5. Developpers: Add the installation folder (where the bin and lib have been installed) path to your paths.
export PATH=/path/to/cicada/install/bin:$PATH
export LD_LIBRARY_PATH=/path/to/cicada/install/lib:$LD_LIBRARY_PATH
How to use¶
Cicada does not do anything per se, but is a library retaining the structure of some objects generated by Katydid (see Objects’ structure and description section for more details). An example on how to read a Katydid object is present in Library/python.
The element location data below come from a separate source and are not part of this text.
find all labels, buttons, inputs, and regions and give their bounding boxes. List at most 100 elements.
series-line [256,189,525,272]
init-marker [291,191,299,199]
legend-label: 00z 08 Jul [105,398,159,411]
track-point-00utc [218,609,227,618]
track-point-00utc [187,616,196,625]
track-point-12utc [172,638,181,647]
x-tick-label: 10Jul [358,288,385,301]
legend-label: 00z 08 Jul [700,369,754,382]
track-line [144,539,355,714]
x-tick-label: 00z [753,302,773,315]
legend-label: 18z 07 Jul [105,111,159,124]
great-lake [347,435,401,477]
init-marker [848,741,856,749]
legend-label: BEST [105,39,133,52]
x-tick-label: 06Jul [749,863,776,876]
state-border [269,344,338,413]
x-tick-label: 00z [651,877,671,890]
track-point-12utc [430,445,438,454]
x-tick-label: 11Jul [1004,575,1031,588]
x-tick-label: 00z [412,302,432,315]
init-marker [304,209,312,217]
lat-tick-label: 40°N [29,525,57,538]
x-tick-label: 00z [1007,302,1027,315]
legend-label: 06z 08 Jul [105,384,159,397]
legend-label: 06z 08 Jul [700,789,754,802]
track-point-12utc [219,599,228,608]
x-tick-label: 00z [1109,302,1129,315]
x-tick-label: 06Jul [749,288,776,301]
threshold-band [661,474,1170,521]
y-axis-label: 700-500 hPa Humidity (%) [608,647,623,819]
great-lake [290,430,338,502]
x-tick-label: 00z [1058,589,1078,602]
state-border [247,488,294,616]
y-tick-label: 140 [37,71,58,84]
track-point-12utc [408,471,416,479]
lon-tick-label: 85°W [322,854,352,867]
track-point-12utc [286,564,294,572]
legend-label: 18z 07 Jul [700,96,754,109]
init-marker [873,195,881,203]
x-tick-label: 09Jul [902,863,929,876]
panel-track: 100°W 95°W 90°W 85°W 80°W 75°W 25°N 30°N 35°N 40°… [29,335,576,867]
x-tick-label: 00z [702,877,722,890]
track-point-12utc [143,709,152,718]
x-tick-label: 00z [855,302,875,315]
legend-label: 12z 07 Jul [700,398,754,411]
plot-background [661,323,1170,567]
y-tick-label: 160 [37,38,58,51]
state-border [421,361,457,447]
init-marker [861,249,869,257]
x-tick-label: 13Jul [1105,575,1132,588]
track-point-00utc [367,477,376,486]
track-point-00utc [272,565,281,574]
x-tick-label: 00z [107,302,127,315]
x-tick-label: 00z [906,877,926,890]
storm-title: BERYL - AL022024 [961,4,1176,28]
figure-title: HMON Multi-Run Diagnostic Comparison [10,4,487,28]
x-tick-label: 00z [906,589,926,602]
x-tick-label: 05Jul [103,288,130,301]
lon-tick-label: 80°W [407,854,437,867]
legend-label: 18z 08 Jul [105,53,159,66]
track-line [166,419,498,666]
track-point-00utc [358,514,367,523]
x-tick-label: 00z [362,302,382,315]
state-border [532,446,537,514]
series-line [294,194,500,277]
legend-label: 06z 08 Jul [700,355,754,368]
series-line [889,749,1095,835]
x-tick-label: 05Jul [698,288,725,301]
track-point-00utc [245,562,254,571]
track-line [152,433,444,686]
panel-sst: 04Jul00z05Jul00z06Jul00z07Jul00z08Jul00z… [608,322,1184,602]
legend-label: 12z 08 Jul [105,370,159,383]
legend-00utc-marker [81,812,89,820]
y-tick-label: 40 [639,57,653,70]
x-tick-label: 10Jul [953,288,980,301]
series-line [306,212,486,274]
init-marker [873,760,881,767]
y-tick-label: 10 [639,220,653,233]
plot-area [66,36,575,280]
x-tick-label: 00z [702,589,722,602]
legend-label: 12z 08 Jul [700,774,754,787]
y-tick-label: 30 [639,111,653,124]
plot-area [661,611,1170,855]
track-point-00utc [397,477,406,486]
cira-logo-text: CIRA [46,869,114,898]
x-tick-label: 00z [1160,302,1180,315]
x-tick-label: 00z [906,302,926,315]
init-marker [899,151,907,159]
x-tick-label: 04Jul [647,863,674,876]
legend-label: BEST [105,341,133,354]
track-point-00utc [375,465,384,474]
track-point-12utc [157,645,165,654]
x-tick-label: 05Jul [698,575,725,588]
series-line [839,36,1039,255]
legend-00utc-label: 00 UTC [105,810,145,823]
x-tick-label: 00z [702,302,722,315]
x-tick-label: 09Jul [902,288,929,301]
The core of this scripts is:
import CicadaPy
CicadaPy.loadLibraries()
import ROOT.Katydid as KT
from ROOT import TFile, TTreeReader, TTreeReaderValue
def ReadKTOutputFile(filename,var):
# Change to point to the ROOT file you want
# filename = "../../scripts/PhaseI_analysis_roofit/events_000001097_katydid_v2.7.0_concat.root"
file = TFile.Open(filename)
if not file:
raise FileNotFoundError("File {} does not exist".format(filename))
# Extract tree from file
tree = file.Get("multiTrackEvents")
# Create TTreeReader
treeReader = TTreeReader(tree)
# Create object TMultiTrackEventData to "point" to the object "Event" in the tree
multiTrackEventObject = TTreeReaderValue(KT.TMultiTrackEventData)(treeReader, "Event")
resultList = []
# Go through the events
while treeReader.Next():
exec("resultList.append(multiTrackEvents.Get{}())\n".format(var))
print(resultList[-1])
return resultList
1. The first two lines add the Cicada libraries into the ROOT module, so they can be imported by the second import. Note that here we call ROOT.Katydid and not ROOT.Cicada: we are using the Katydid namespace that was added to ROOT. One day once the Cicada library will be used as a dependency of Katydid, we will use ROOT.Cicada.
2. The function ReadKTOutputFile takes a file name and a variable of interest and it will print the value of this variable. To do this, it extracts the tree called multiTrackEvents containing the TMultiTrackEventData object and makes use of the ROOT TTreeReader to get each value of this object. The iterator of the tree reader is then used to append to a list and print the value of the parameters var of the event object using a GetX method (defined by the class). The list is then returned.